A Guide to Living by the Wheel of the Year

A Guide to Living by the Wheel of the Year


Healer and author Dina Saalisi shares the power of connecting to the rhythms of life and the Wheel of the Year.

To flow effortlessly with the seasons, to welcome the sacred directions, and to give thanks to the elements is your natural cadence within the earth’s rhythm. I cannot stress enough how an acute awareness of the continual returns of each cycle will support you in ways that feel wholly empowering and right. Somewhere within the fabric of your soul’s existence you already know how to cultivate this connection, so it will feel familiar, easeful, and fulfilling.

How to Reconnect to the Natural World

Recognizing your divine connection with the natural world requires reflection on how the elements, directions, and seasons all contribute to a balance of your inner states.
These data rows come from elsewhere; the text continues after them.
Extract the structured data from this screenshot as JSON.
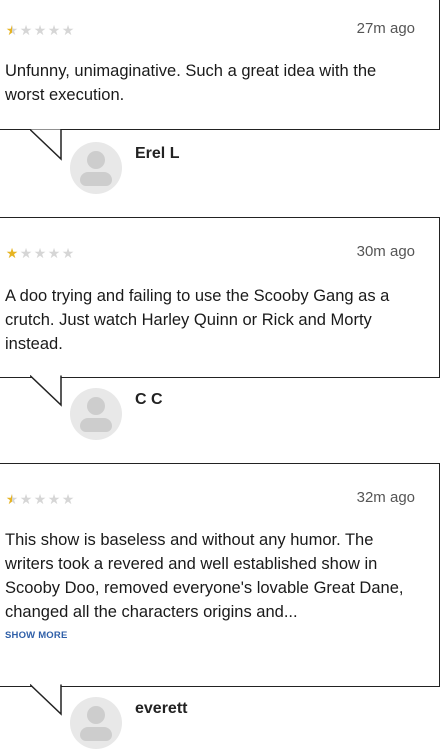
{
  "reviews": [
    {
      "rating": 0.5,
      "time": "27m ago",
      "text": "Unfunny, unimaginative. Such a great idea with the worst execution.",
      "show_more": "",
      "author": "Erel L"
    },
    {
      "rating": 1,
      "time": "30m ago",
      "text": "A doo trying and failing to use the Scooby Gang as a crutch. Just watch Harley Quinn or Rick and Morty instead.",
      "show_more": "",
      "author": "C C"
    },
    {
      "rating": 0.5,
      "time": "32m ago",
      "text": "This show is baseless and without any humor. The writers took a revered and well established show in Scooby Doo, removed everyone's lovable Great Dane, changed all the characters origins and...",
      "show_more": "SHOW MORE",
      "author": "everett"
    }
  ],
  "colors": {
    "star_filled": "#e6b422",
    "star_empty": "#d6d6d6",
    "link": "#2f5fa8"
  },
  "icons": {
    "star": "star-icon",
    "avatar": "user-avatar-icon"
  }
}
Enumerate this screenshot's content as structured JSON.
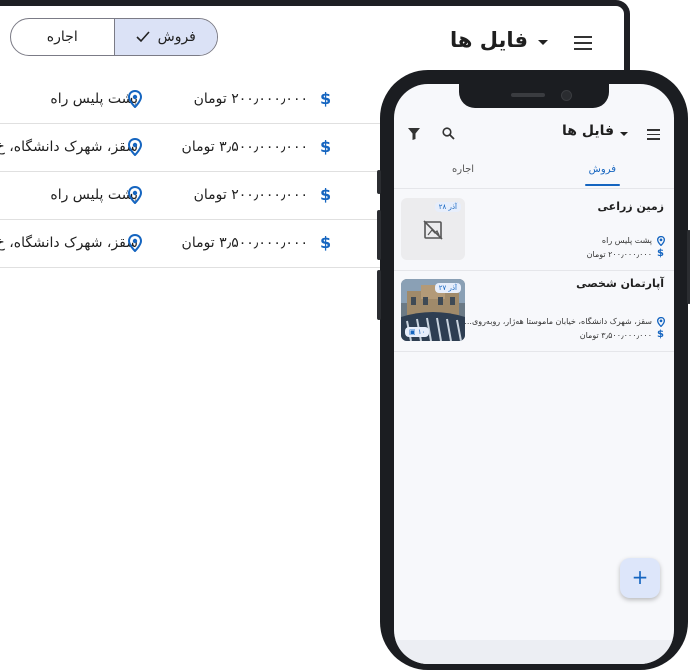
{
  "desktop": {
    "title": "فایل ها",
    "segment": {
      "rent_label": "اجاره",
      "sale_label": "فروش",
      "selected": "sale"
    },
    "rows": [
      {
        "price": "۲۰۰٫۰۰۰٫۰۰۰ تومان",
        "address": "پشت پلیس راه"
      },
      {
        "price": "۳٫۵۰۰٫۰۰۰٫۰۰۰ تومان",
        "address": "سقز، شهرک دانشگاه، خ"
      },
      {
        "price": "۲۰۰٫۰۰۰٫۰۰۰ تومان",
        "address": "پشت پلیس راه"
      },
      {
        "price": "۳٫۵۰۰٫۰۰۰٫۰۰۰ تومان",
        "address": "سقز، شهرک دانشگاه، خ"
      }
    ]
  },
  "phone": {
    "title": "فایل ها",
    "tabs": {
      "sale": "فروش",
      "rent": "اجاره",
      "active": "sale"
    },
    "cards": [
      {
        "title": "زمین زراعی",
        "address": "پشت پلیس راه",
        "price": "۲۰۰٫۰۰۰٫۰۰۰ تومان",
        "date": "۲۸ آذر",
        "has_image": false
      },
      {
        "title": "آپارتمان شخصی",
        "address": "سقز، شهرک دانشگاه، خیابان ماموستا هه‌ژار، روبه‌روی...",
        "price": "۳٫۵۰۰٫۰۰۰٫۰۰۰ تومان",
        "date": "۲۷ آذر",
        "image_count": "۱۰",
        "has_image": true
      }
    ],
    "fab_label": "+"
  },
  "colors": {
    "accent": "#1565c0",
    "selected_segment": "#dbe2f6",
    "phone_frame": "#1b1d21"
  }
}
Healers have long sought harmonious partnerships with the earth’s energies to inform communities how to create sustenance and sustainability.
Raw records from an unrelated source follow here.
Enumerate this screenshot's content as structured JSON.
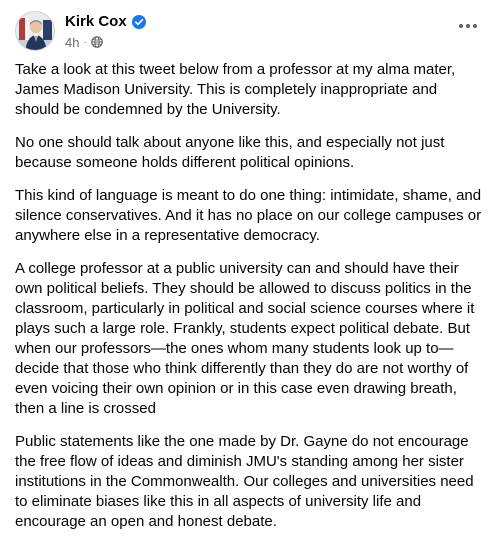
{
  "post": {
    "author": "Kirk Cox",
    "time": "4h",
    "separator": "·",
    "icons": {
      "verified": "verified-badge-icon",
      "privacy": "globe-icon",
      "more": "more-options-icon",
      "accent": "#1877f2"
    },
    "paragraphs": [
      "Take a look at this tweet below from a professor at my alma mater, James Madison University. This is completely inappropriate and should be condemned by the University.",
      "No one should talk about anyone like this, and especially not just because someone holds different political opinions.",
      "This kind of language is meant to do one thing: intimidate, shame, and silence conservatives. And it has no place on our college campuses or anywhere else in a representative democracy.",
      "A college professor at a public university can and should have their own political beliefs. They should be allowed to discuss politics in the classroom, particularly in political and social science courses where it plays such a large role. Frankly, students expect political debate. But when our professors—the ones whom many students look up to—decide that those who think differently than they do are not worthy of even voicing their own opinion or in this case even drawing breath, then a line is crossed",
      "Public statements like the one made by Dr. Gayne do not encourage the free flow of ideas and diminish JMU's standing among her sister institutions in the Commonwealth. Our colleges and universities need to eliminate biases like this in all aspects of university life and encourage an open and honest debate."
    ]
  }
}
When we think of calling in the four directions and honoring the seasons, we may think of these as sacred rituals performed only by shamans or wizards. We may even view such observances as irrelevant or separate from the threads that weave together our human tapestry. In reality, knowing and performing these observances is your birthright, and celebrating the changing of the seasons helps us develop a deeper relationship to the greater world around us and with all of humanity.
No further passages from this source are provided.